With Democrats selecting a presidential candidate—it might not happen until the convention—and November’s election looming, I’m puzzled by “one citizen, one vote.” This principle poses two key questions.
One: Why should a 75-year-old military veteran, husband and father, homeowner, holder of a master’s degree, retired businessman and long-time taxpayer have the same single vote as an 18-year-old high school dropout making sandwiches at Subway and living with his folks?
You elitist, you answer, fuming as you read this. Don’t you know that this is America? That the United States represents the ideal of democracy? That every citizen has an equal right to choose our leaders from the local to the national levels?
I respond with question number two: You’re right, but why doesn’t the United States Senate play by those rules?
Following the Great Compromise of 1787, the Constitution granted each state two seats in the Senate. The small states feared being dominated by the large ones in a single legislative body based on proportional representation. The large states believed that such a body based on equal state voting would be unfair to their populations. And here we are.

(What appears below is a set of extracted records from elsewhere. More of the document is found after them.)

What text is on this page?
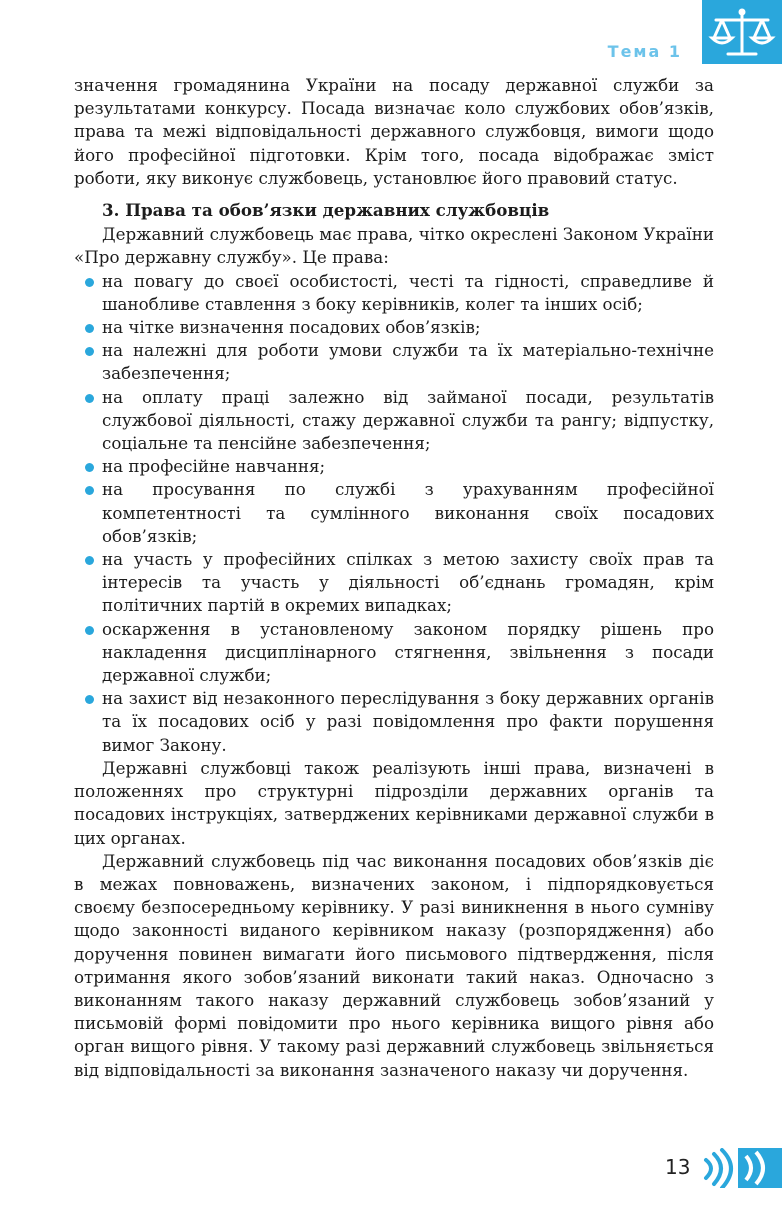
Тема 1

значення громадянина України на посаду державної служби за результатами конкурсу. Посада визначає коло службових обов’язків, права та межі відповідальності державного службовця, вимоги щодо його професійної підготовки. Крім того, посада відображає зміст роботи, яку виконує службовець, установлює його правовий статус.

3. Права та обов’язки державних службовців

Державний службовець має права, чітко окреслені Законом України «Про державну службу». Це права:

на повагу до своєї особистості, честі та гідності, справедливе й шанобливе ставлення з боку керівників, колег та інших осіб;
на чітке визначення посадових обов’язків;
на належні для роботи умови служби та їх матеріально-технічне забезпечення;
на оплату праці залежно від займаної посади, результатів службової діяльності, стажу державної служби та рангу; відпустку, соціальне та пенсійне забезпечення;
на професійне навчання;
на просування по службі з урахуванням професійної компетентності та сумлінного виконання своїх посадових обов’язків;
на участь у професійних спілках з метою захисту своїх прав та інтересів та участь у діяльності об’єднань громадян, крім політичних партій в окремих випадках;
оскарження в установленому законом порядку рішень про накладення дисциплінарного стягнення, звільнення з посади державної служби;
на захист від незаконного переслідування з боку державних органів та їх посадових осіб у разі повідомлення про факти порушення вимог Закону.

Державні службовці також реалізують інші права, визначені в положеннях про структурні підрозділи державних органів та посадових інструкціях, затверджених керівниками державної служби в цих органах.

Державний службовець під час виконання посадових обов’язків діє в межах повноважень, визначених законом, і підпорядковується своєму безпосередньому керівнику. У разі виникнення в нього сумніву щодо законності виданого керівником наказу (розпорядження) або доручення повинен вимагати його письмового підтвердження, після отримання якого зобов’язаний виконати такий наказ. Одночасно з виконанням такого наказу державний службовець зобов’язаний у письмовій формі повідомити про нього керівника вищого рівня або орган вищого рівня. У такому разі державний службовець звільняється від відповідальності за виконання зазначеного наказу чи доручення.

13
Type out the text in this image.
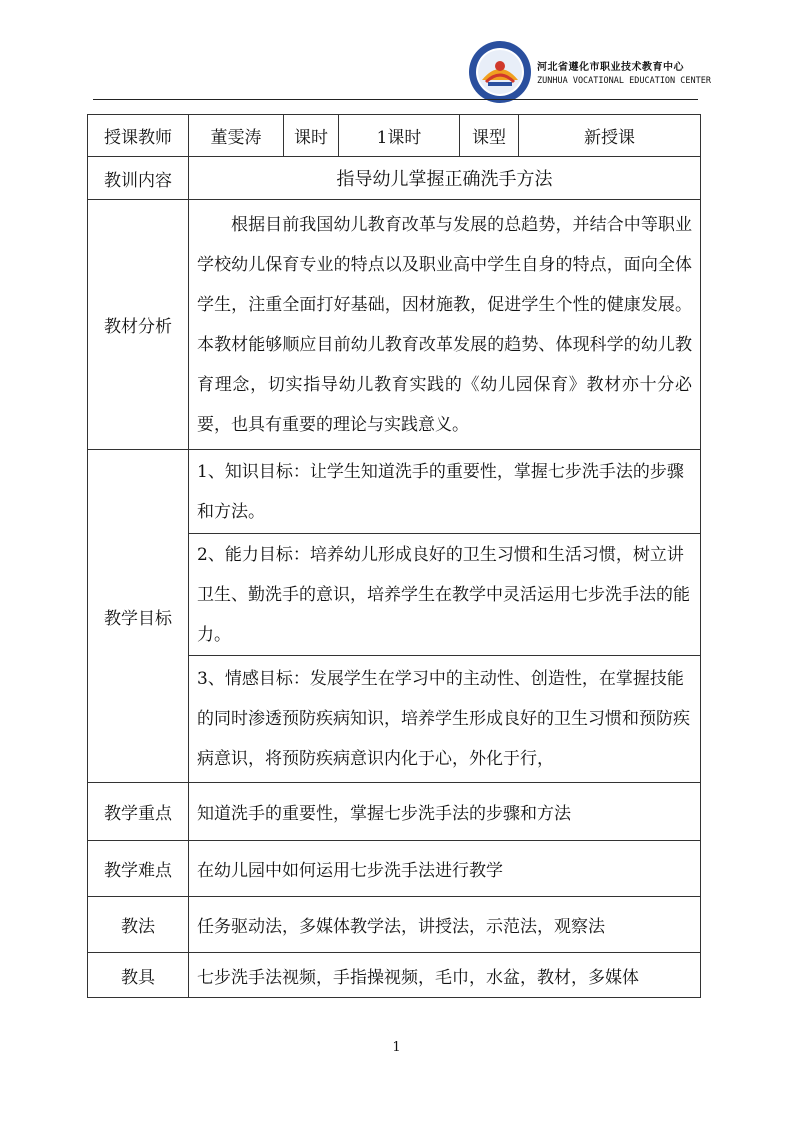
河北省遵化市职业技术教育中心
ZUNHUA VOCATIONAL EDUCATION CENTER
授课教师	董雯涛	课时	1课时	课型	新授课
教训内容	指导幼儿掌握正确洗手方法				
教材分析	根据目前我国幼儿教育改革与发展的总趋势，并结合中等职业学校幼儿保育专业的特点以及职业高中学生自身的特点，面向全体学生，注重全面打好基础，因材施教，促进学生个性的健康发展。本教材能够顺应目前幼儿教育改革发展的趋势、体现科学的幼儿教育理念，切实指导幼儿教育实践的《幼儿园保育》教材亦十分必要，也具有重要的理论与实践意义。				

教学目标	1、知识目标：让学生知道洗手的重要性，掌握七步洗手法的步骤和方法。				
	2、能力目标：培养幼儿形成良好的卫生习惯和生活习惯，树立讲卫生、勤洗手的意识，培养学生在教学中灵活运用七步洗手法的能力。				
	3、情感目标：发展学生在学习中的主动性、创造性，在掌握技能的同时渗透预防疾病知识，培养学生形成良好的卫生习惯和预防疾病意识，将预防疾病意识内化于心，外化于行，				
教学重点	知道洗手的重要性，掌握七步洗手法的步骤和方法				
教学难点	在幼儿园中如何运用七步洗手法进行教学				
教法	任务驱动法，多媒体教学法，讲授法，示范法，观察法				
教具	七步洗手法视频，手指操视频，毛巾，水盆，教材，多媒体				
1
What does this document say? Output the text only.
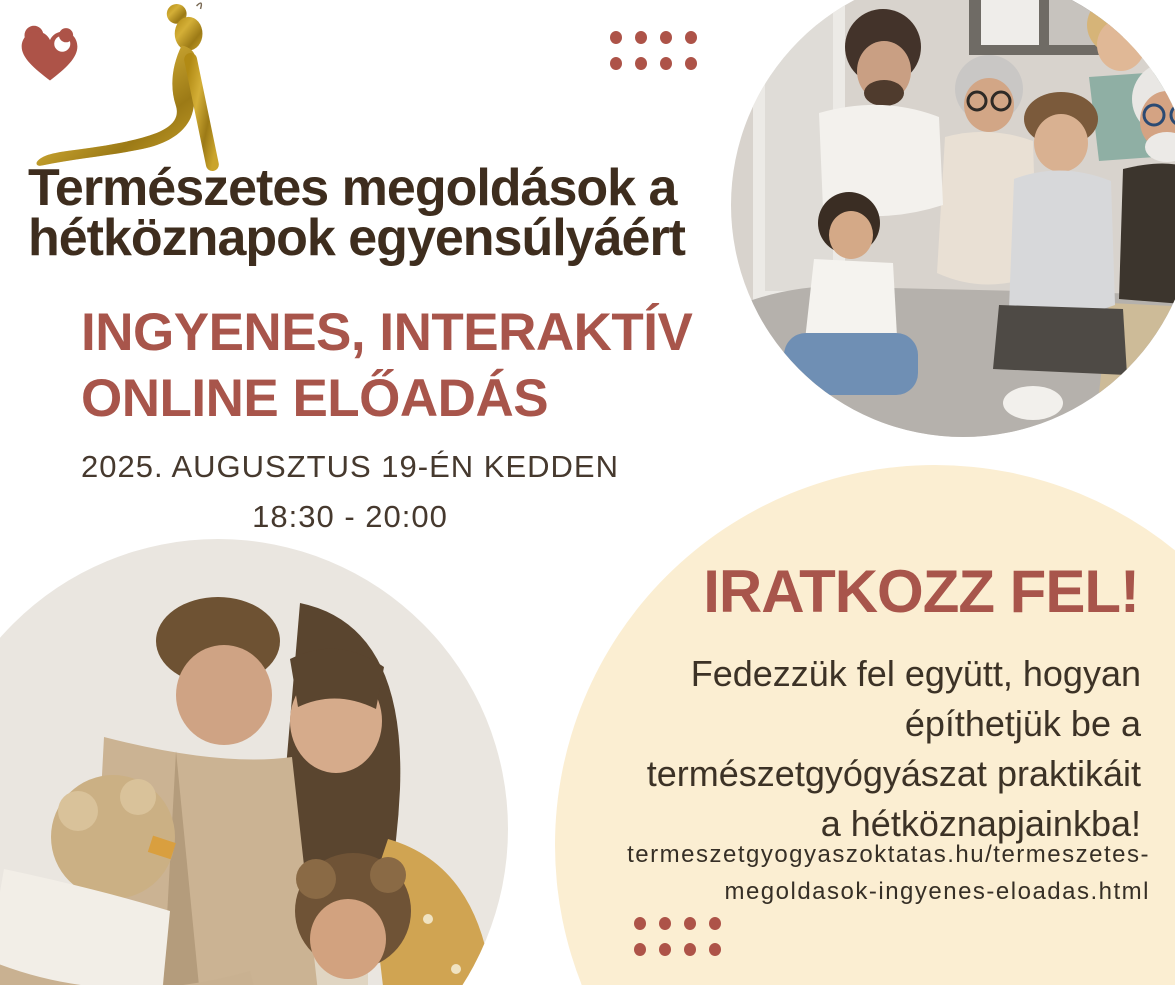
Természetes megoldások a
hétköznapok egyensúlyáért
INGYENES, INTERAKTÍV
ONLINE ELŐADÁS
2025. AUGUSZTUS 19-ÉN KEDDEN
18:30 - 20:00
IRATKOZZ FEL!
Fedezzük fel együtt, hogyan
építhetjük be a
természetgyógyászat praktikáit
a hétköznapjainkba!
termeszetgyogyaszoktatas.hu/termeszetes-
megoldasok-ingyenes-eloadas.html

California, with a 2010 census population of 37 million has two senators. Wyoming with 560,000 people also has two senators. Given the 66-1 population advantage of the Golden State, my individual opinions reflected in votes cast by California’s senators carry a lot less weight than those of a resident of the Equality State, interestingly Wyoming’s official nickname.
I get it that the Founders were challenged to form a single nation from thirteen former British colonies, each with its own interests and none with experience of a republican—small “r”—national government. But America has been around for a while, and the Senate has become wildly unresponsive to the majority of Americans—of both parties.

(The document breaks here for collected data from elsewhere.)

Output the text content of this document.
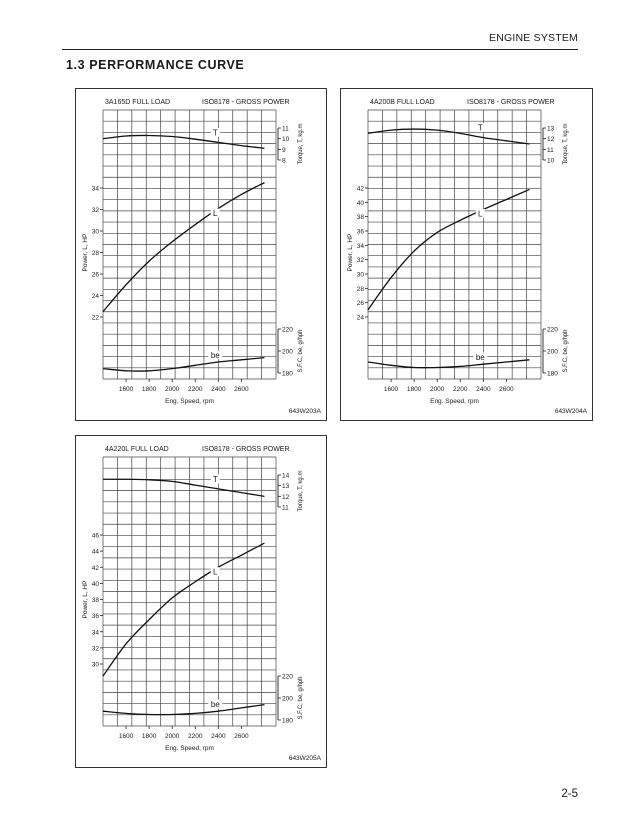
ENGINE SYSTEM
1.3 PERFORMANCE CURVE
3A165D FULL LOAD	ISO8178 - GROSS POWER
22
24
26
28
30
32
34
Power, L, HP
8
9
10
11 Torque, T, kg.m
180
200
220 S.F.C, be, g/hph
1600 1800 2000 2200 2400 2600
Eng. Speed, rpm
643W203A
T
L
be
4A200B FULL LOAD	ISO8178 - GROSS POWER
24
26
28
30
32
34
36
38
40
42
Power, L, HP
10
11
12
13 Torque, T, kg.m
180
200
220 S.F.C, be, g/hph
1600 1800 2000 2200 2400 2600
Eng. Speed, rpm
643W204A
T
L
be
4A220L FULL LOAD	ISO8178 - GROSS POWER
30
32
34
36
38
40
42
44
46
Power, L, HP
11
12
13
14 Torque, T, kg.m
180
200
220 S.F.C, be, g/hph
1600 1800 2000 2200 2400 2600
Eng. Speed, rpm
643W205A
T
L
be
2-5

So let’s amend the Constitution and create the Perlstein Senate. It works like this:
The Senate retains 100 seats. Following each ten-year census, adjustments give the ten largest states—the top five alone, California, Texas, Florida, New York and Illinois total over 119 million Americans—three seats. The ten smallest states get one. These now include Wyoming, Vermont, North Dakota, Alaska and South Dakota. Lots of miles there but few people—barely over three million, less than three percent of the five largest. The thirty states in the middle retain two seats.

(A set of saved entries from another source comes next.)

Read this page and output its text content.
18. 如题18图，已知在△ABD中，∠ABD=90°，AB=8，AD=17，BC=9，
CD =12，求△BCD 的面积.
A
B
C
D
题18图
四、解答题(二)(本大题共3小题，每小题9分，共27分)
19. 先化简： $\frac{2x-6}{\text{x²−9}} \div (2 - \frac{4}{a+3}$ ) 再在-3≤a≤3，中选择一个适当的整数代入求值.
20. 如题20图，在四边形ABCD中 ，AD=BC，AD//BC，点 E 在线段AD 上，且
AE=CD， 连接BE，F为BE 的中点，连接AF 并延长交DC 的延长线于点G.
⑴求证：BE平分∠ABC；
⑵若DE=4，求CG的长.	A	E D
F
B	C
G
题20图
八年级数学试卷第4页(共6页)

Citizens in three-seat states will still be proportionally underrepresented. But the Perlstein Senate acknowledges that small states often have vastly different interests—though not all—than large ones. A non-proportional Perlstein Senate remains a buffer against the tyranny of the majority but constitutes one far more reasonable.
Conservatives will go ballistic. They’ll point out that the vast majority of American counties voted Trump in 2016. True. Also meaningless. This statistic favors sagebrush over people. Besides, nothing will stop a state like Texas or Florida—purple though they are now—from electing three Republicans each.
Abraham Lincoln’s Gettysburg Address proposed government “of the people, by the people, for the people.” It’s time America took that to heart. Acceptance of the Perlstein Senate might have a snowball’s chance in hell, but it’s worth the effort to eliminate the political hell an undemocratic—lower-case “d”—Senate puts this country through.